Można by więc panią Dziemianowicz-Bąk odwrócić w tej jej nieuczciwej zagrywce o pamięć. Dajemy oto tytuł: „Uratowali kobiety z obozu koncentracyjnego. ‘Ministra’ nie chce ich upamiętnić” - bo przecież Brygada Świętokrzyska 5 maja 1945 oswobodziła więźniarki niemieckiego obozu w Holiszowie, gdzie Niemcy byli już gotowi kobiety eksterminować. W obozie niemieccy naziści trzymali blisko tysiąc kobiet, w tym 200 Żydówek. Jako że temat Holokaustu jest szczególnie wrażliwy to Ministerstwo przywołało pamięć o ofiarach żydowskiego pochodzenia a w komunikacie odwołało się do Żydowskiego Instytutu Historycznego. Taka to wojna narracji o to kto bardziej przejmuje się losem ofiar Shoah.
Albo inny tytuł, tym razem odnośnie Kurasia: „Walczył ze złodziejstwem na Podhalu, za co ukarać go chce nawet lewicowa ministra”. Bo przecież nawet Urząd Bezpieczeństwa odnotowywał, że wysokie poparcie dla „Ognia” wsród miejscowuych brało się i z tego, że „przywrócił porządek” po wsiach.
Nasz partyzant walczył też z nacjonalistami słowackimi, którzy chcieli przyłączyć do swojego kraju Orawę - może więc i dać taki nagłówek: „Ocalił część polskich terytoriów, Dziemianowicz-Bąk go nienawidzi”. Całkiem by to pasowało do obecnej koalicji rządzącej.
Co kłuje lewicę
Narrację wybrano jednak inną, o czym czytamy w oficjalnym komunikacie „Ministerstwa Rodziny, Pracy i Polityki Społecznej”, któremu podlega Urząd ds. Kombatantów i Osób Represjonowanych:
Ministra Agnieszka Dziemianowicz-Bąk: NIE dla gloryfikacji Józefa Kurasia „Ognia” oraz Brygady Świętokrzyskiej NSZ
Troska pani ministry wynika z doniesień opartych o PRL-owską propagandę i bezpieczniacką dezinformację jakoby Brygada Świętokrzyska współpracowała z Niemcami, zaś Józef Kuraś „Ogień” był odpowiedzialny za mord na cywilach. Co więcej, troska pani ministry dotyczy też… Witolda Pileckiego, który przez cześć dla Brygady Świętokrzyskiej czy dla „Ognia” mógłby ucierpieć.
W ocenie Ministry poprzedni rząd swoją polityką historyczną zrównywał autentycznych bohaterów, którzy po II wojnie światowej byli poddawani brutalnym represjom, jak m.in. rotmistrz Pilecki, z osobami o sumieniach obciążonych zbrodniami.

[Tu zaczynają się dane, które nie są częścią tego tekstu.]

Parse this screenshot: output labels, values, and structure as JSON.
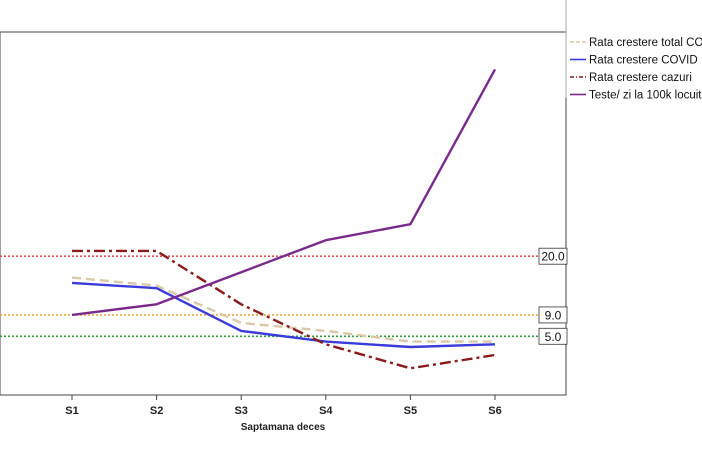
{
  "chart_data": {
    "type": "line",
    "xlabel": "Saptamana deces",
    "categories": [
      "S1",
      "S2",
      "S3",
      "S4",
      "S5",
      "S6"
    ],
    "series": [
      {
        "name": "Rata crestere total COVID",
        "color": "#d9c9a6",
        "dash": "dashed",
        "values": [
          16.0,
          14.5,
          7.5,
          6.0,
          4.0,
          4.0
        ]
      },
      {
        "name": "Rata crestere COVID",
        "color": "#3b3bdb",
        "dash": "solid",
        "values": [
          15.0,
          14.0,
          6.0,
          4.0,
          3.0,
          3.5
        ]
      },
      {
        "name": "Rata crestere cazuri",
        "color": "#8b1a1a",
        "dash": "dashdot",
        "values": [
          21.0,
          21.0,
          11.0,
          3.5,
          -1.0,
          1.5
        ]
      },
      {
        "name": "Teste/ zi la 100k locuitori",
        "color": "#7a2a8a",
        "dash": "solid",
        "values": [
          9.0,
          11.0,
          17.0,
          23.0,
          26.0,
          55.0
        ]
      }
    ],
    "reference_lines": [
      {
        "label": "20.0",
        "value": 20.0,
        "color": "#e05050"
      },
      {
        "label": "9.0",
        "value": 9.0,
        "color": "#e8a640"
      },
      {
        "label": "5.0",
        "value": 5.0,
        "color": "#2e9a3e"
      }
    ],
    "ylim": [
      -6,
      62
    ],
    "legend_position": "top-right"
  }
}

Zarówno temat Brygady Świętokrzyskiej jak i Józefa Kurasia „Ognia” zostały przez historyków przebadane, a niechęć do nich jest powodowana bardzo stanowczą walką z komunistami.

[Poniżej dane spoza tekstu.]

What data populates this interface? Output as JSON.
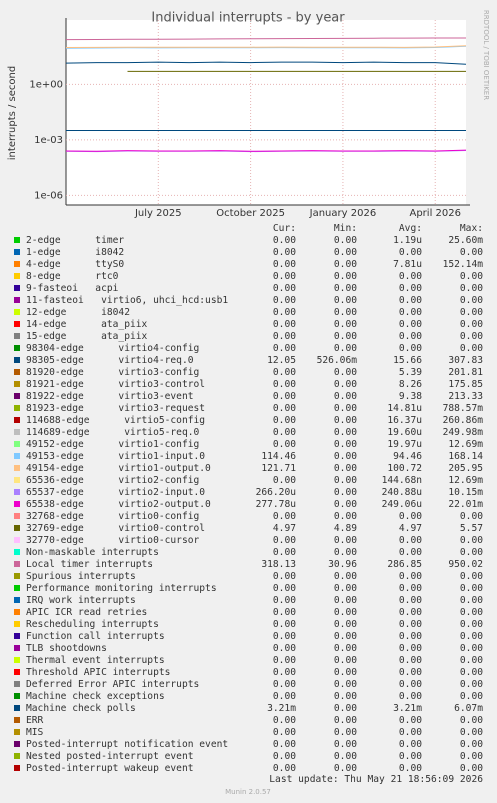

Brygada Świętokrzyska NSZ walczyła z Sowietami stojąc na stanowisku, że czerwony okupant nie jest w niczym lepszy od okupanta brunatnego. Kuraś tak pisał do Bolesława Bieruta w listopadzie 1946 roku:
Nie uznajemy ingerencji ZSRR w sprawy wewnętrzne polityki państwa polskiego. (…) Komunizm, który pragnie opanować Polskę, musi zostać zniszczony.
Ale obecny rząd nie poprzestanie na gumkowaniu NSZ czy „Ognia”.
Patriotyzm który negował sowiecką zwierzchność i zwalczał komunizm nie mieści się w głowie tych, którzy wciąć potrzebują nowego pana i nowej inżynierii społecznej. W Warszawie oto nadal będzie ulica Armii Ludowej zarządzanej przez sowiecką agenturę, a walczących z nią bohaterów będzie się usuwać ze świadomości społecznej.
Wyklęci znów stają się wyklęci. Lewica zadarła z niewłaściwymi duchami - jeszcze się o tym przekona.